E' da questo preciso momento che le cronache introducono nella storia Lucilla, supportate da una novella che persino Giovanni Da Schio cita nella sua nota raccolta (Le novelle del mio tempo: saggio di un favoletto, Venezia, tipografia di Giuseppe Grimaldo, 1861): Ferdinando, divenuto nel tempo uno stimato cavaliere della corte austriaca, stanco dell'esilio forzato imposto dalla Repubblica, decide di rompere i confini. Sulla strada del ritorno verso il Catajo, all'altezza di Sandrigo, ha un incidente e cade da cavallo. Viene prontamente soccorso da Lucilla (una giovane e bella ragazza, tornata alla casa paterna dopo la morte in povertà del marito, un vicentino del casato dei Nievo) e trasportato nella dimora dei conti Sessi, dove riceve protezione e ospitalità. Ben presto la pietà e la riconoscenza lasciarono spazio all'amore e Ferdinando, ormai rimesso e deciso a non suscitare preoccupazione per il suo status, decide di partire con la promessa di matrimonio non appena fosse stata ottenuta la grazia. Nel mentre giunge il servo del marchese, pure lui finito nel fossato come il suo padrone, ma fuggito per paura a Bassano. Costui, preso dalla polizia e condotto a Venezia, viene interrogato dai magistrati, i quali, conosciuto il caso, si affrettano a formulare la grazia, ufficialmente già concessa ma ritardata da lungaggini burocratiche. Il servo, spinto dalle notizie che circolavano sulla presenza di Ferdinando a casa Sessi e forte della comunicazione che il podestà di Vicenza ha ricevuto, si affretta a consegnare il documento a lungo richiesto, suscitando la gioia e la commozione di tutti i protagonisti della vicenda.

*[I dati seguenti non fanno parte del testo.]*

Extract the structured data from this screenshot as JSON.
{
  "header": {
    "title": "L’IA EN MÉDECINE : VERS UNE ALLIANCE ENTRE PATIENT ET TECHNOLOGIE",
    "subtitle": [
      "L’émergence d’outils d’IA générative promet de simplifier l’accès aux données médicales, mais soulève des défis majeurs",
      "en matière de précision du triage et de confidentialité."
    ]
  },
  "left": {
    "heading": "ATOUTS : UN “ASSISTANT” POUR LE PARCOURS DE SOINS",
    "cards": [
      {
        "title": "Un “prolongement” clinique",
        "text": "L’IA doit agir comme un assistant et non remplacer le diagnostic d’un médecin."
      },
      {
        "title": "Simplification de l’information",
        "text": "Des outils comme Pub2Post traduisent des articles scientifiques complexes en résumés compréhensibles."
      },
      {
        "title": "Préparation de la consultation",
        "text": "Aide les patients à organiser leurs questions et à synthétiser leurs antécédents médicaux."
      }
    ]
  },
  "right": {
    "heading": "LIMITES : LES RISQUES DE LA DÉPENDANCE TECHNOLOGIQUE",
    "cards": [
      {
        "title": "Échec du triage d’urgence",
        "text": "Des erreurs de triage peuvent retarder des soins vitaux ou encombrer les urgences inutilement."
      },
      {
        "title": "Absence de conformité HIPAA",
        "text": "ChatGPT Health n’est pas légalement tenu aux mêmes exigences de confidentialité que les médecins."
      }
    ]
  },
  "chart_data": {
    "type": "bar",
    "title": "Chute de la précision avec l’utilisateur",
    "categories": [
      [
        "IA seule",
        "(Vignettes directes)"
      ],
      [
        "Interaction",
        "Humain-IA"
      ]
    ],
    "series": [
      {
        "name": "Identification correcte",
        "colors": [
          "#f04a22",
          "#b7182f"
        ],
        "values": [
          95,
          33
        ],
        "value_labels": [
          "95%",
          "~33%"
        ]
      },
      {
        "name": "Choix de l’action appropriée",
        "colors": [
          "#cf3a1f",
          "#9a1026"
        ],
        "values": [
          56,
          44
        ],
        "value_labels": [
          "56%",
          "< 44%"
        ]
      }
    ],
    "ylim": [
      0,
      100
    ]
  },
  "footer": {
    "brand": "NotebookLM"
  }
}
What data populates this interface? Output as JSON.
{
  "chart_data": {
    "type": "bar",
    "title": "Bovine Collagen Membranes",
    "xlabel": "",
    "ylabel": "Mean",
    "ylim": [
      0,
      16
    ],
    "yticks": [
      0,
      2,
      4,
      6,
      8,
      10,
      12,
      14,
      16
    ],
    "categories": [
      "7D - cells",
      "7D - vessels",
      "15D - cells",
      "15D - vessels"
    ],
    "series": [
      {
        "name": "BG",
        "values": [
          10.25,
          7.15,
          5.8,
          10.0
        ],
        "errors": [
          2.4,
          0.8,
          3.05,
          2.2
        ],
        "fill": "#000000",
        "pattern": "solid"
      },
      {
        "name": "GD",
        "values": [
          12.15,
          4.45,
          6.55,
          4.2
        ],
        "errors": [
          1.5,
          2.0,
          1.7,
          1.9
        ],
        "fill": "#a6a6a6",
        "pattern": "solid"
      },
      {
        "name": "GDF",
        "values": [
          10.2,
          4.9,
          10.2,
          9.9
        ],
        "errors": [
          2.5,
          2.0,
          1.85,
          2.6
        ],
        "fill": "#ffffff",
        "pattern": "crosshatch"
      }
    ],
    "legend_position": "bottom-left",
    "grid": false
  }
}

Le sorti di Ferdinando Obizzi, che sposò in prime nozze Teresa, contessa Palfi (altrimenti nota come Maria Magdalena Pálffy van Erdöd o in altre fonti Maria Magdalena Theresia, contessa di Pálffy o ancora Maria Maddalena Lichtenberg-Belasi) morta nel 1684, furono legate all'ammirazione che avevano di lui gli imperatori Leopoldo e Giuseppe. Sotto la corona del Sacro Romano Impero fu creato marchese, cameriere della chiave d'oro, consigliere di Stato e di guerra, maresciallo di campo, generale d'artiglieria e governatore di Vienna, che difese brillantemente dall'assedio dei turchi del 1683. Morì il 2 dicembre 1710, senza eredi in entrambe le unioni. Lucilla trascorse un'esistenza felice e avventurosa accanto al secondo marito. Fu prima dama d'onore di Amalia Guglielmina di Brunswick e Lüneburg (imperatrice del Sacro Romano Impero dal 1705 al 1711) e pare gradita a Maria Teresa d'Austria. Le sue disposizioni testamentarie e altri documenti di natura personale e giudiziaria sono oggi conservati in biblioteca Bertoliana nell'archivio della famiglia Sesso Ferramosca.